Граф с легким презрением посмотрел на аббата: "Они и не ссорились: их соединяет хоровод вечности". – "Он пытается их соединить, – мягко возразил аббат, – но не соединяет. Каждый из них одинок". – "Любви и Мудрости никогда не слиться в одно. Всегда кто-то или что-то будет стоять между ними". – "Ваши слова, граф, звучат, как приговор". – "Это не приговор, это закон природы". – "И Вы верите в него так же свято, как я в Господа нашего Иисуса Христа". – "Я не верю: я знаю или не знаю". – "Но есть еще и другие законы, не правда ли, граф?" – "Вы хотели мне что-то предложить, аббат?" –
"Не что, а кого, сын мой. Я давно заметил, ты стал хуже выглядеть: побледнел, исхудал. Ты изнуряешь себя плаваньем и научными занятиями, тебе надо лучше питаться...." – "Выбор за мной?" – резко спросил граф. – "Конечно, сын мой. Сегодня за ужином". – "Вы спрашивали, как соединить Венеру и Меркурия?" – "Да, сын мой, исключительно с научной точки зрения...» – "Тогда помолчите несколько минут".
Некоторое время граф и аббат слушали флейту.
"Повтори еще раз эту фразу, дитя мое", – обратился граф к флейтистке.
Аббат недоуменно посмотрел на графа.
"Вы не на меня смотрите, а слушайте. Еще раз, дитя мое, но в последний".
Внезапно лицо аббата озарилось радостной улыбкой.
"Я понял, понял! – почти с детским ликованием воскликнул он. – Все великое воистину просто".
"Встретимся за ужином", – сказал граф и прикрыл глаза.
Сон 4
Муравьи любили графа.
Каждый день в час заката он приходил на берег моря. Слуга в черной ливрее следовал за ним, неся серебряное блюдо с мелко нарезанным мясом. Граф садился в свое любимое кресло, откуда, обрамленный извивающимися соснами, открывался великолепный вид на море.
Слуга ставил на песок поднос и бесшумно удалялся; черный ворон, шумно захлопав крыльями, усаживался неподалеку на сук.
Граф тихо звонил в серебряный колокольчик. В ту же минуту появлялись муравьи. Их становилось все больше и больше, так что песок, озаренный янтарными лучами заходящего солнца, потемнел и вскоре стал совершенно черным. Мириады насекомых, соблюдая строгий порядок, направлялись к блюду с мясом. Граф с улыбкой наблюдал за ними. Вскоре блюдо опустело, но муравьи не спешили расползаться. Исполненные благодарности за вкусный ужин, они исполняли перед графом коллективные танцы, изображая на песке фантастические орнаменты и фигуры.

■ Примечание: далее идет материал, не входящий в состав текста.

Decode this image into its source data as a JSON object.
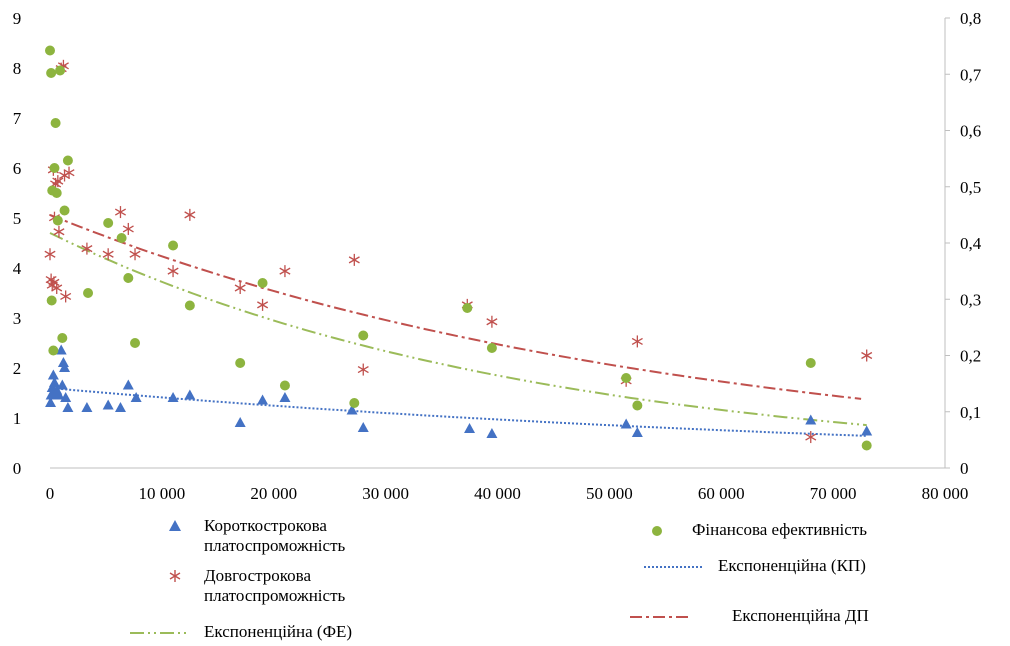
{
  "chart_data": {
    "type": "scatter",
    "title": "",
    "xlabel": "",
    "ylabel": "",
    "y2label": "",
    "xlim": [
      0,
      80000
    ],
    "ylim": [
      0,
      9
    ],
    "y2lim": [
      0,
      0.8
    ],
    "x_ticks": [
      "0",
      "10 000",
      "20 000",
      "30 000",
      "40 000",
      "50 000",
      "60 000",
      "70 000",
      "80 000"
    ],
    "y_ticks": [
      "0",
      "1",
      "2",
      "3",
      "4",
      "5",
      "6",
      "7",
      "8",
      "9"
    ],
    "y2_ticks": [
      "0",
      "0,1",
      "0,2",
      "0,3",
      "0,4",
      "0,5",
      "0,6",
      "0,7",
      "0,8"
    ],
    "grid": false,
    "legend_position": "bottom",
    "series": [
      {
        "name": "Короткострокова платоспроможність",
        "axis": "left",
        "marker": "triangle",
        "color": "#4472C4",
        "points": [
          [
            50,
            1.3
          ],
          [
            100,
            1.45
          ],
          [
            200,
            1.6
          ],
          [
            300,
            1.85
          ],
          [
            400,
            1.7
          ],
          [
            500,
            1.5
          ],
          [
            600,
            1.55
          ],
          [
            800,
            1.45
          ],
          [
            1000,
            2.35
          ],
          [
            1100,
            1.65
          ],
          [
            1200,
            2.1
          ],
          [
            1300,
            2.0
          ],
          [
            1400,
            1.4
          ],
          [
            1600,
            1.2
          ],
          [
            3300,
            1.2
          ],
          [
            5200,
            1.25
          ],
          [
            6300,
            1.2
          ],
          [
            7000,
            1.65
          ],
          [
            7700,
            1.4
          ],
          [
            11000,
            1.4
          ],
          [
            12500,
            1.45
          ],
          [
            17000,
            0.9
          ],
          [
            19000,
            1.35
          ],
          [
            21000,
            1.4
          ],
          [
            27000,
            1.15
          ],
          [
            28000,
            0.8
          ],
          [
            37500,
            0.78
          ],
          [
            39500,
            0.68
          ],
          [
            51500,
            0.87
          ],
          [
            52500,
            0.7
          ],
          [
            68000,
            0.95
          ],
          [
            73000,
            0.73
          ]
        ]
      },
      {
        "name": "Довгострокова платоспроможність",
        "axis": "right",
        "marker": "star",
        "color": "#C0504D",
        "points": [
          [
            0,
            0.38
          ],
          [
            100,
            0.335
          ],
          [
            200,
            0.325
          ],
          [
            300,
            0.53
          ],
          [
            350,
            0.33
          ],
          [
            400,
            0.445
          ],
          [
            500,
            0.505
          ],
          [
            600,
            0.32
          ],
          [
            700,
            0.51
          ],
          [
            800,
            0.42
          ],
          [
            1000,
            0.71
          ],
          [
            1200,
            0.715
          ],
          [
            1300,
            0.52
          ],
          [
            1400,
            0.305
          ],
          [
            1700,
            0.525
          ],
          [
            3300,
            0.39
          ],
          [
            5200,
            0.38
          ],
          [
            6300,
            0.455
          ],
          [
            7000,
            0.425
          ],
          [
            7600,
            0.38
          ],
          [
            11000,
            0.35
          ],
          [
            12500,
            0.45
          ],
          [
            17000,
            0.32
          ],
          [
            19000,
            0.29
          ],
          [
            21000,
            0.35
          ],
          [
            27200,
            0.37
          ],
          [
            28000,
            0.175
          ],
          [
            37300,
            0.29
          ],
          [
            39500,
            0.26
          ],
          [
            51500,
            0.155
          ],
          [
            52500,
            0.225
          ],
          [
            68000,
            0.055
          ],
          [
            73000,
            0.2
          ]
        ]
      },
      {
        "name": "Фінансова ефективність",
        "axis": "left",
        "marker": "circle",
        "color": "#8DB43F",
        "points": [
          [
            0,
            8.35
          ],
          [
            100,
            7.9
          ],
          [
            150,
            3.35
          ],
          [
            200,
            5.55
          ],
          [
            300,
            2.35
          ],
          [
            400,
            6.0
          ],
          [
            500,
            6.9
          ],
          [
            600,
            5.5
          ],
          [
            700,
            4.95
          ],
          [
            900,
            7.95
          ],
          [
            1100,
            2.6
          ],
          [
            1300,
            5.15
          ],
          [
            1600,
            6.15
          ],
          [
            3400,
            3.5
          ],
          [
            5200,
            4.9
          ],
          [
            6400,
            4.6
          ],
          [
            7000,
            3.8
          ],
          [
            7600,
            2.5
          ],
          [
            11000,
            4.45
          ],
          [
            12500,
            3.25
          ],
          [
            17000,
            2.1
          ],
          [
            19000,
            3.7
          ],
          [
            21000,
            1.65
          ],
          [
            27200,
            1.3
          ],
          [
            28000,
            2.65
          ],
          [
            37300,
            3.2
          ],
          [
            39500,
            2.4
          ],
          [
            51500,
            1.8
          ],
          [
            52500,
            1.25
          ],
          [
            68000,
            2.1
          ],
          [
            73000,
            0.45
          ]
        ]
      },
      {
        "name": "Експоненційна (КП)",
        "axis": "left",
        "line": "dotted",
        "color": "#4472C4",
        "trend": {
          "a": 1.6,
          "b": -1.25e-05,
          "x_from": 1000,
          "x_to": 73000
        }
      },
      {
        "name": "Експоненційна ДП",
        "axis": "right",
        "line": "dashdot",
        "color": "#C0504D",
        "trend": {
          "a": 0.45,
          "b": -1.79e-05,
          "x_from": 0,
          "x_to": 72500
        }
      },
      {
        "name": "Експоненційна (ФЕ)",
        "axis": "left",
        "line": "dashdotdot",
        "color": "#9BBB59",
        "trend": {
          "a": 4.7,
          "b": -2.33e-05,
          "x_from": 0,
          "x_to": 73000
        }
      }
    ]
  },
  "legend": {
    "short_solvency": "Короткострокова платоспроможність",
    "long_solvency": "Довгострокова платоспроможність",
    "trend_fe": "Експоненційна (ФЕ)",
    "fin_efficiency": "Фінансова ефективність",
    "trend_kp": "Експоненційна (КП)",
    "trend_dp": "Експоненційна ДП"
  }
}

Граф был в прекрасном расположении духа. Время от времени он пускал на палец одного-двух давнишних знакомых и тихонько беседовал с ними, вспоминая былые времена.
Сон 5
Темно-зеленое море тяжело вздыхало в глубоком забытьи, а над ним летели с юга сизые тучи, и чья-то невидимая рука строила, перестраивала и разрушала на небе фантастические причудливые дворцы и крепости, подобные тем, что за ночь соорудили на берегу из песка неутомимые гномы. Недалеко от кромки воды лежало огромное белоснежное облако. Оно трепетало на холодном ветру, источая еле уловимый аромат. То была не морская пена, то был ворох тончайшего белого шелка и кружев. Странные причудливые сплетения нитей напоминали таинственные лабиринты и гроты, лесные чащи, кишащие привидениями и чудовищами. Где и когда еще он видел нечто подобное? Непрошеное воспоминание было, как всегда, мучительно, подобно ослепительному лучу света, направленному в привыкшие к сумраку глаза. Но свет, причинив боль, лишь ослепил на мгновение, и вновь все стало по-прежнему. Да, он видел это, но где и когда? А ворох кружев все трепетал на ветру, и ежесекундно менялись таящиеся в его недрах образы. Неожиданно заходящее солнце показалось среди туч, и на море пролегла серебряная сверкающая дорога, а на ней появился темный силуэт.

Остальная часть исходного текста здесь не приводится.